The city’s LRT contractors will face no penalty for missing the deadline to clear up downtown for Canada Day.
When thousands of Canadians descended on Ottawa for Canada Day earlier this month, the hoarding constructions signs and road closures downtown were all supposed to be gone.
The aboveground work on the $2.1-billion Confederation Line LRT was supposed to be wrapped up in time for Canada Day. As originally planned, visitors would be walking along Queen and Rideau streets downtown unencumbered by all the work taking place underneath their feet.
While the contract with Rideau Transit Group (RTG) has many enforceable deadlines, Canada Day wasn’t one of them, according to the city.
“The project agreement did not provide for any penalties with regards to Canada Day 2017 readiness,” said Claudio Colaiacovo, acting director of O-Train Construction in a statement Monday.
The deal with RTG requires the company deliver the LRT project on a set schedule; failure to meet those deadlines, which include construction milestones, means the company will lose funding.
While that doesn’t come in direct penalties, the company isn’t paid if it misses a milestone.

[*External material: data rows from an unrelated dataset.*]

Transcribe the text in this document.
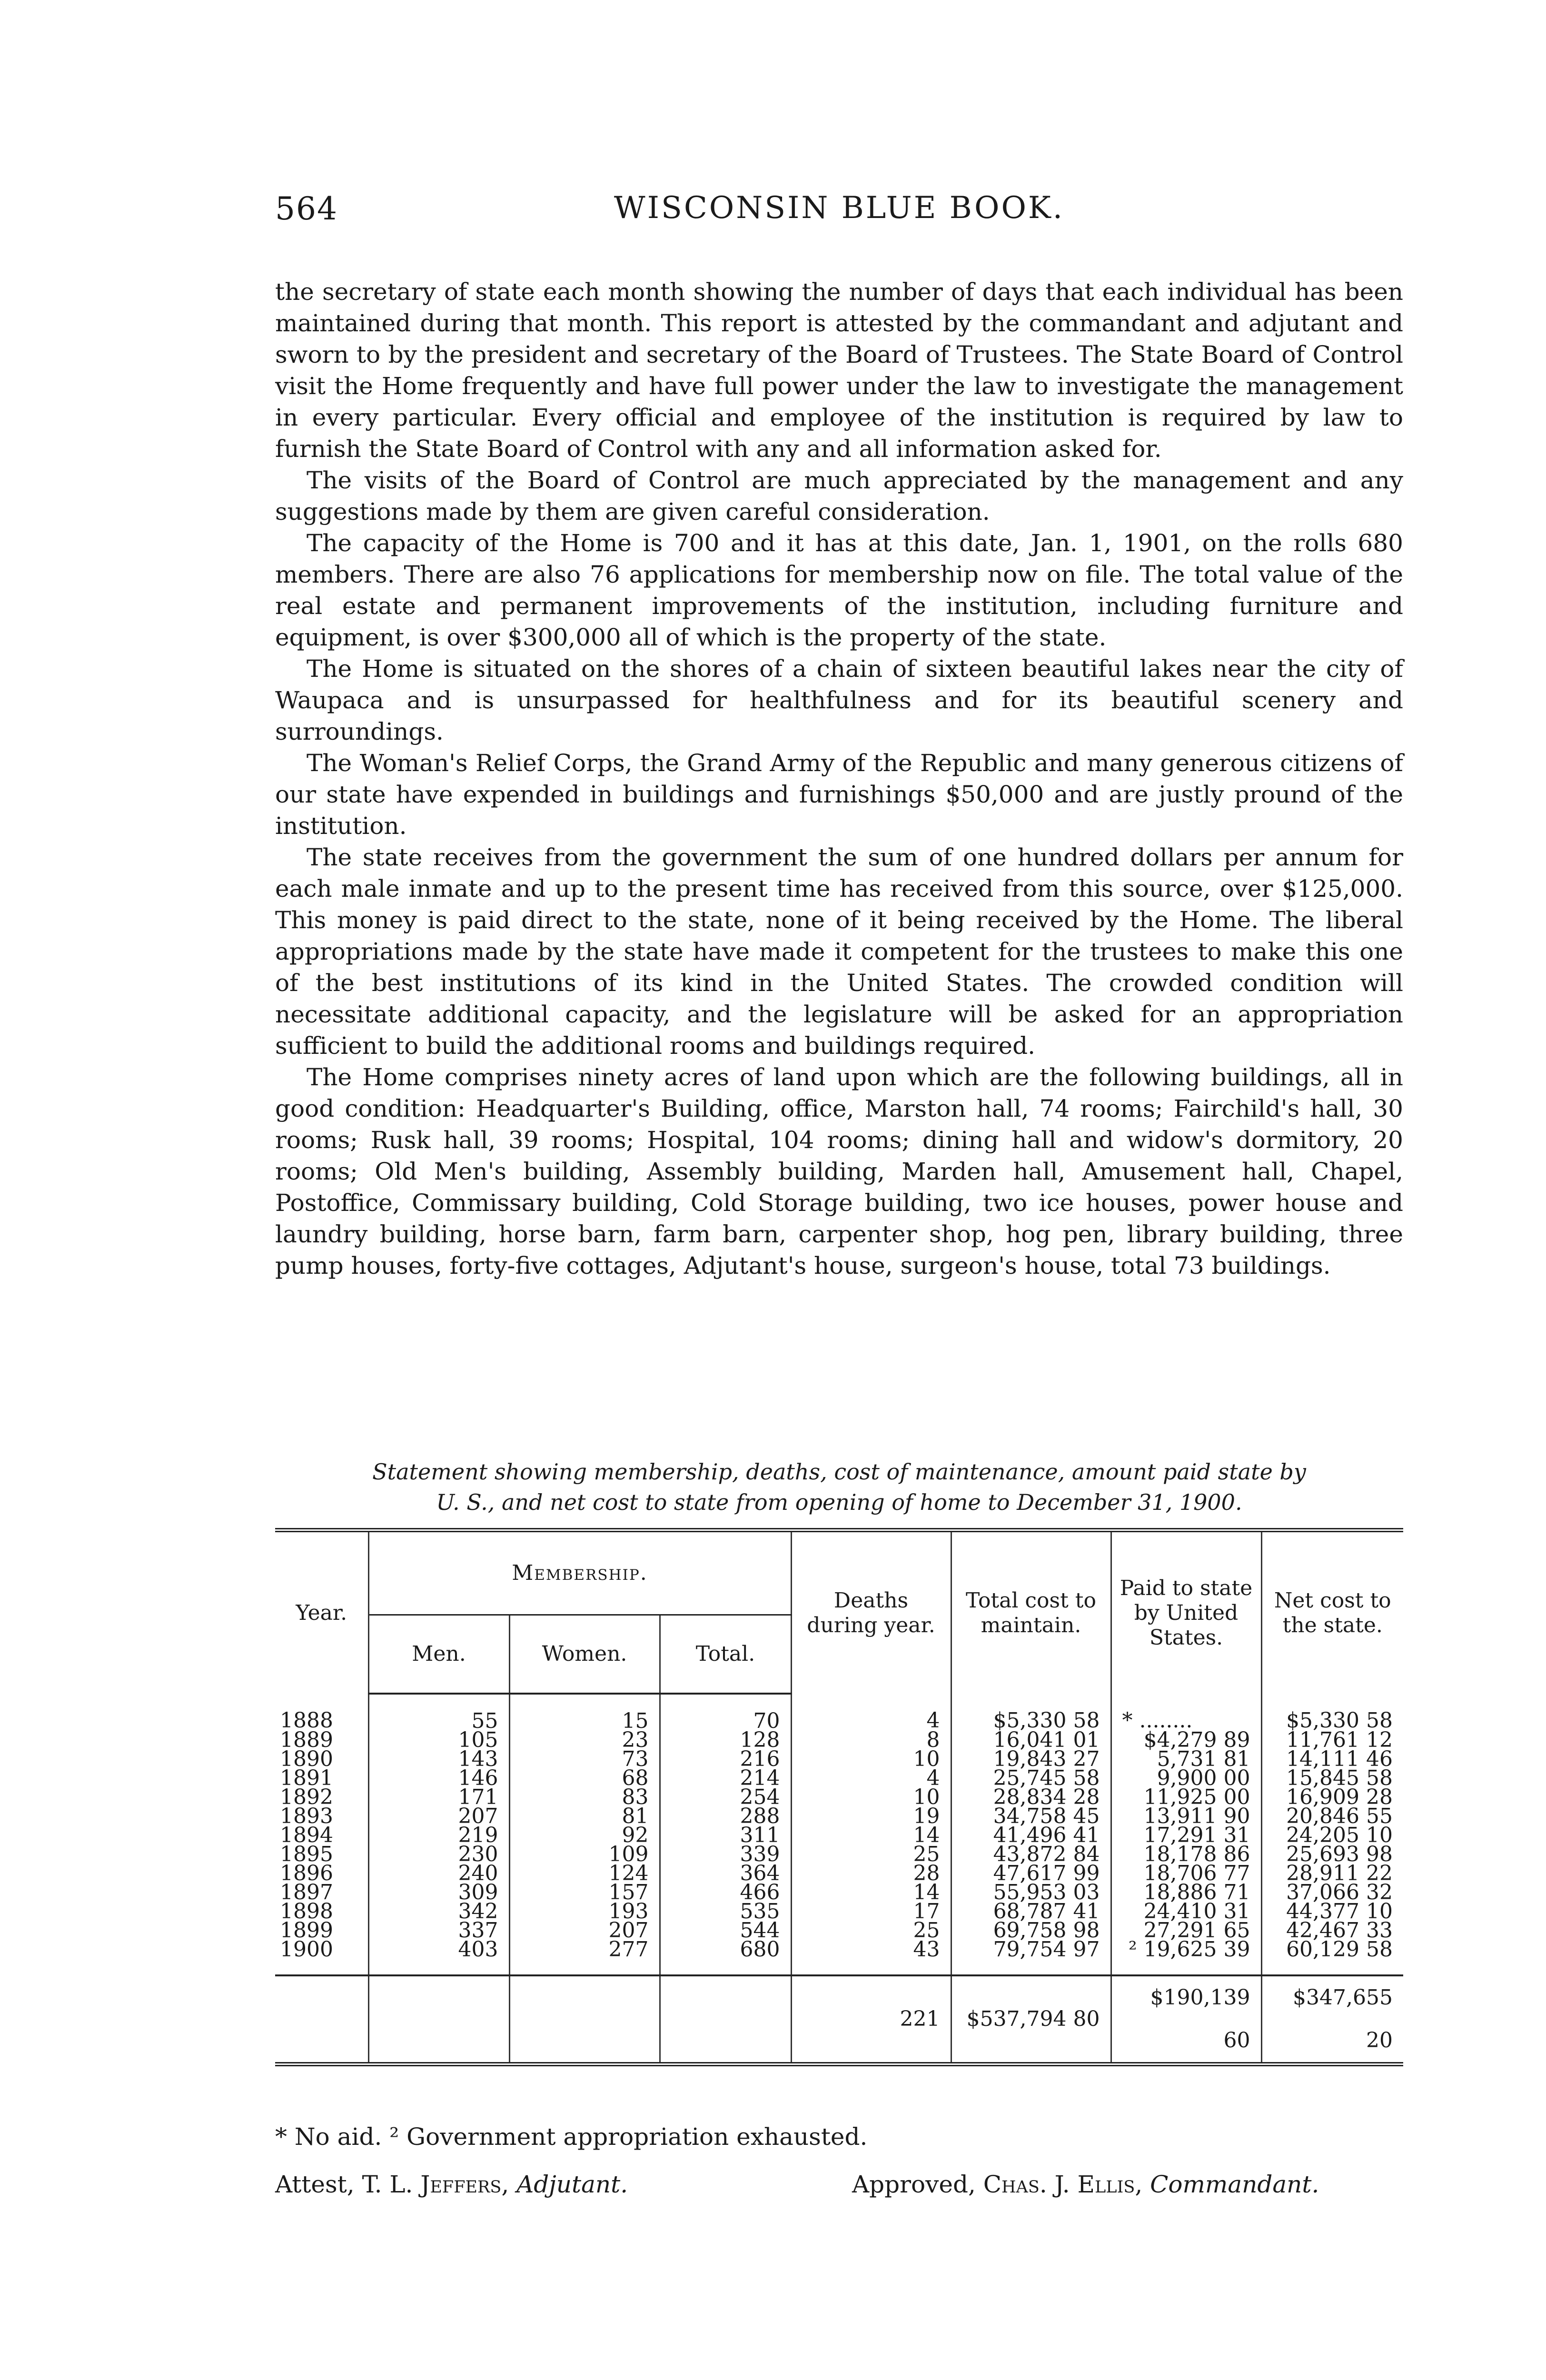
564	WISCONSIN BLUE BOOK.

the secretary of state each month showing the number of days that each individual has been maintained during that month. This report is attested by the commandant and adjutant and sworn to by the president and secretary of the Board of Trustees. The State Board of Control visit the Home frequently and have full power under the law to investigate the management in every particular. Every official and employee of the institution is required by law to furnish the State Board of Control with any and all information asked for.

The visits of the Board of Control are much appreciated by the management and any suggestions made by them are given careful consideration.

The capacity of the Home is 700 and it has at this date, Jan. 1, 1901, on the rolls 680 members. There are also 76 applications for membership now on file. The total value of the real estate and permanent improvements of the institution, including furniture and equipment, is over $300,000 all of which is the property of the state.

The Home is situated on the shores of a chain of sixteen beautiful lakes near the city of Waupaca and is unsurpassed for healthfulness and for its beautiful scenery and surroundings.

The Woman's Relief Corps, the Grand Army of the Republic and many generous citizens of our state have expended in buildings and furnishings $50,000 and are justly pround of the institution.

The state receives from the government the sum of one hundred dollars per annum for each male inmate and up to the present time has received from this source, over $125,000. This money is paid direct to the state, none of it being received by the Home. The liberal appropriations made by the state have made it competent for the trustees to make this one of the best institutions of its kind in the United States. The crowded condition will necessitate additional capacity, and the legislature will be asked for an appropriation sufficient to build the additional rooms and buildings required.

The Home comprises ninety acres of land upon which are the following buildings, all in good condition: Headquarter's Building, office, Marston hall, 74 rooms; Fairchild's hall, 30 rooms; Rusk hall, 39 rooms; Hospital, 104 rooms; dining hall and widow's dormitory, 20 rooms; Old Men's building, Assembly building, Marden hall, Amusement hall, Chapel, Postoffice, Commissary building, Cold Storage building, two ice houses, power house and laundry building, horse barn, farm barn, carpenter shop, hog pen, library building, three pump houses, forty-five cottages, Adjutant's house, surgeon's house, total 73 buildings.

Statement showing membership, deaths, cost of maintenance, amount paid state by
U. S., and net cost to state from opening of home to December 31, 1900.
Year.	Membership.			Deaths during year.	Total cost to maintain.	Paid to state by United States.	Net cost to the state.
	Men.	Women.	Total.				
1888	55	15	70	4	$5,330 58	* ........	$5,330 58
1889	105	23	128	8	16,041 01	$4,279 89	11,761 12
1890	143	73	216	10	19,843 27	5,731 81	14,111 46
1891	146	68	214	4	25,745 58	9,900 00	15,845 58
1892	171	83	254	10	28,834 28	11,925 00	16,909 28
1893	207	81	288	19	34,758 45	13,911 90	20,846 55
1894	219	92	311	14	41,496 41	17,291 31	24,205 10
1895	230	109	339	25	43,872 84	18,178 86	25,693 98
1896	240	124	364	28	47,617 99	18,706 77	28,911 22
1897	309	157	466	14	55,953 03	18,886 71	37,066 32
1898	342	193	535	17	68,787 41	24,410 31	44,377 10
1899	337	207	544	25	69,758 98	27,291 65	42,467 33
1900	403	277	680	43	79,754 97	² 19,625 39	60,129 58
				221	$537,794 80	$190,139 60	$347,655 20
* No aid. ² Government appropriation exhausted.
Attest, T. L. Jeffers, Adjutant.	Approved, Chas. J. Ellis, Commandant.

And since they’re financing the project, those costs will hit the company’s bottom line.
“The failure to meet these requirements will result in the corresponding payments from the city being delayed, which will in turn result in RTG incurring increased financing costs,” Colaiacovo said.
Construction on the tunnel through downtown for the new LRT was delayed when a giant sinkhole opened up on Rideau Street last year. The company did put up new hoardings around construction sites in advance of Canada Day and tried to minimize the disruption.
RTG did not immediately respond to a request for comment.
Steve Cripps, the city's director of O-Train construction, said in an email Tuesday the work downtown would wrap up over the course of the next year.
“Various elements will be completed at different times. Some elements will be completed throughout and up to the end of 2017, and final touches, such as landscaping, will be completed by spring 2018.”